Jonoud and Jackson (2008) presented a new set of dimensionless criteria which can be used to specify the conditions under which CL and VL upscaling are valid. Their criteria were derived from a simple layered geological model, and represent the end members of flow parallel to layering and flow perpendicular to layering. They found that steady-state upscaling techniques may be valid for a wider range of reservoir conditions than previously thought. When fluid flow is parallel to layering, the CL method can be applied to thinly laminated systems up to tens of meters in length for low to typical flow rates, while the VL method is valid for thick laminations of several tens to hundreds of meters in length for high to typical flow rates. However, when fluid flow is perpendicular to layering, capillary trapping restricts the validity range of the CL method to very thinly laminated systems (e.g., a few mm) and very low flow rates (e.g., mm/day). Capillary trapping occurs when the wetting phase tends to imbibe into lower permeability layers which act as barriers to flow ((McDougall and Sorbie 1992; Ringrose et al. 1993; Huang et al. 1995). In a water-wet system, water imbibes into low permeability layers and expels the oil, but does not displace the oil in the high-permeability layers. As soon as the water saturation in low permeability layers reaches its maximum (Sw max low = 1 - Sor , low), the remaining oil in the high permeability layers is trapped. Validity of the VL method is not affected, as capillary trapping is negligible.

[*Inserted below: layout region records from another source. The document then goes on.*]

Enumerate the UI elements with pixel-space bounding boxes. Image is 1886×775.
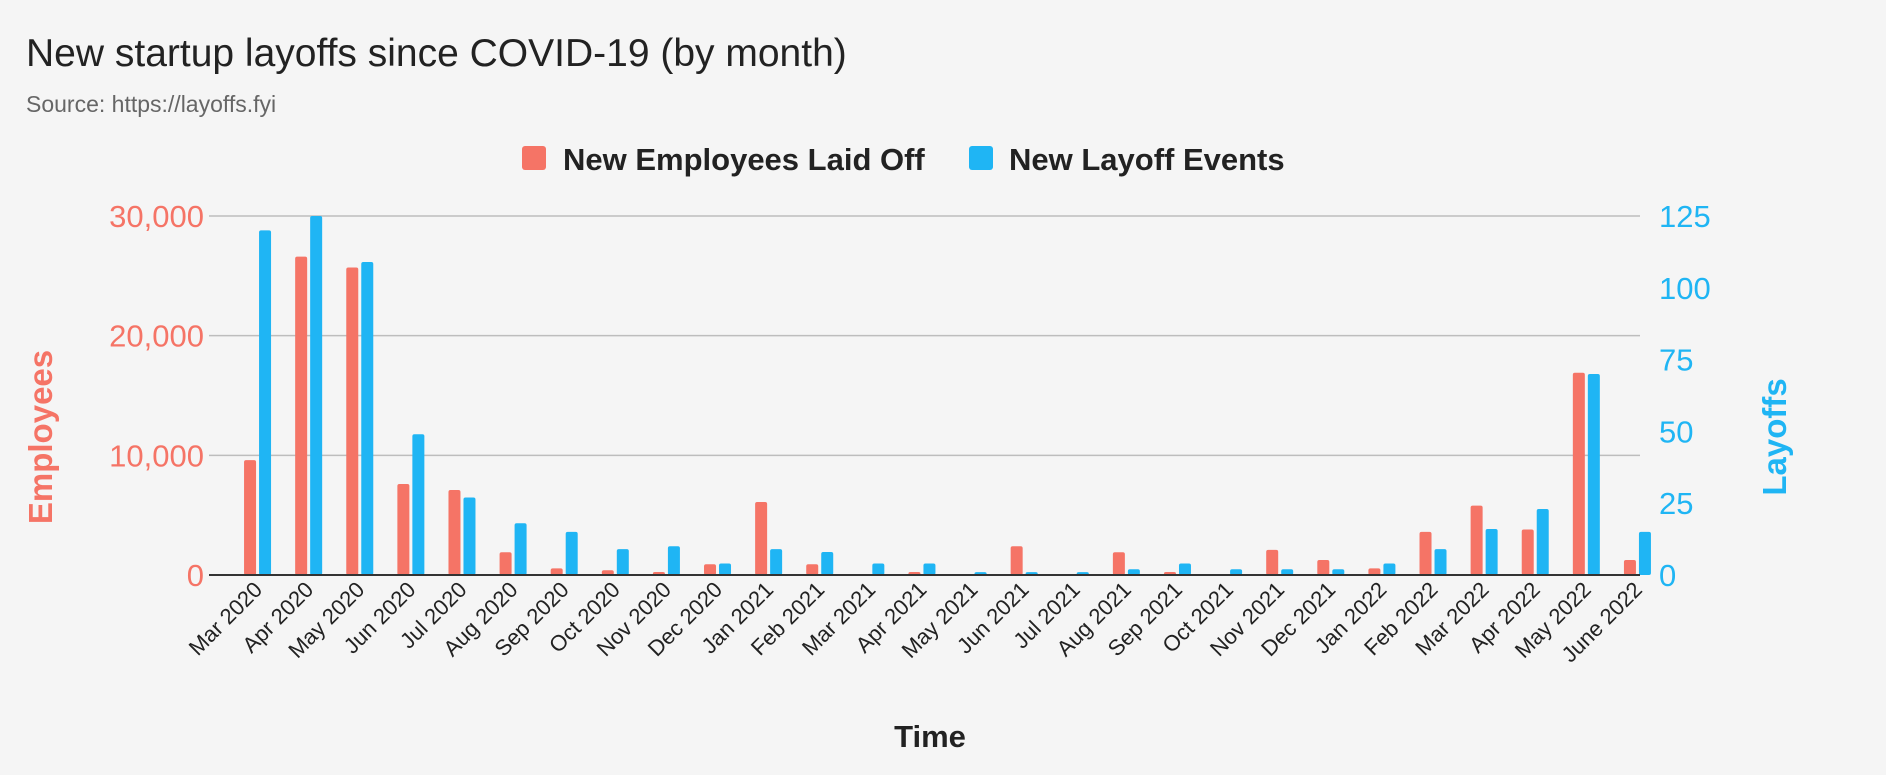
y-tick-right-label: 50 [1659,414,1693,449]
y-tick-left-label: 20,000 [109,319,204,354]
y-tick-right-label: 0 [1659,558,1676,593]
y-tick-left-label: 10,000 [109,438,204,473]
bar-events [412,434,425,575]
y-ticks-left: 0 10,000 20,000 30,000 [109,199,204,593]
bar-employees [704,564,717,575]
y-tick-left-label: 30,000 [109,199,204,234]
bar-employees [1623,560,1636,575]
legend-swatch-events [969,146,993,170]
y-tick-left-label: 0 [187,558,204,593]
bar-events [667,546,680,575]
bar-events [1281,569,1294,575]
bar-events [923,563,936,575]
bar-employees [295,256,308,575]
bar-employees [806,564,819,575]
bar-events [310,216,323,575]
bar-events [1332,569,1345,575]
bar-events [1230,569,1243,575]
bar-events [770,549,783,575]
bar-events [616,549,629,575]
bar-employees [550,568,563,575]
bar-employees [397,484,410,575]
y-axis-label-left: Employees [22,350,59,524]
bar-employees [448,490,461,575]
legend-label-employees: New Employees Laid Off [563,142,925,177]
bar-employees [1112,552,1125,575]
bar-events [1587,373,1600,575]
bar-events [1127,569,1140,575]
bar-events [1383,563,1396,575]
bar-events [872,563,885,575]
x-axis-label: Time [894,719,966,754]
bar-employees [601,570,614,575]
bar-employees [346,267,359,575]
legend: New Employees Laid Off New Layoff Events [522,142,1285,177]
bar-events [1178,563,1191,575]
bar-employees [755,502,768,575]
gridlines [209,215,1640,457]
chart-subtitle: Source: https://layoffs.fyi [26,91,277,117]
bar-events [1434,549,1447,575]
bar-employees [1010,546,1023,575]
bar-events [565,531,578,575]
bar-events [361,261,374,575]
bar-events [463,497,476,575]
y-tick-right-label: 125 [1659,199,1711,234]
y-axis-label-right: Layoffs [1756,378,1793,495]
bar-employees [1317,560,1330,575]
bar-events [821,552,834,575]
bar-employees [244,460,257,575]
chart-title: New startup layoffs since COVID-19 (by m… [26,32,847,75]
bar-employees [1572,372,1585,575]
bar-employees [1419,531,1432,575]
bar-events [1536,508,1549,575]
bar-events [514,523,527,575]
bar-events [719,563,732,575]
bar-events [1485,529,1498,575]
bar-events [1638,531,1651,575]
y-ticks-right: 0 25 50 75 100 125 [1659,199,1711,593]
y-tick-right-label: 25 [1659,486,1693,521]
bar-employees [499,552,512,575]
y-tick-right-label: 100 [1659,271,1711,306]
legend-swatch-employees [522,146,546,170]
y-tick-right-label: 75 [1659,343,1693,378]
bar-employees [1368,568,1381,575]
bars [244,216,1651,576]
bar-employees [1470,505,1483,575]
bar-events [259,230,272,576]
bar-employees [1266,549,1279,575]
bar-employees [1521,529,1534,575]
legend-label-events: New Layoff Events [1009,142,1285,177]
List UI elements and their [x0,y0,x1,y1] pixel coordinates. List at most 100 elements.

The criteria derived by Jonoud and Jackson (2008) for flow parallel and perpendicular to layering yield the upper and lower limits on the validity of upscaled multiphase properties using steady-state techniques. They are analogous to the limits on upscaled single-phase permeability obtained by the arithmetic and harmonic means (Renard and de Marsily 1997). However, more complex geological heterogeneities include dipping and truncated rock layers, so the flow field in any direction incorporates some elements of layer parallel flow, and some elements of layer perpendicular flow. These may not be captured by their criteria.
The aim of this paper is to test the criteria presented by Jonoud and Jackson (2008) against realistic geological models, typical of those which might be upscaled using steady-state techniques. We wish to determine whether their criteria are applicable regardless of heterogeneity type. We also wish to identify the reservoir conditions under which steady-state methods can be applied.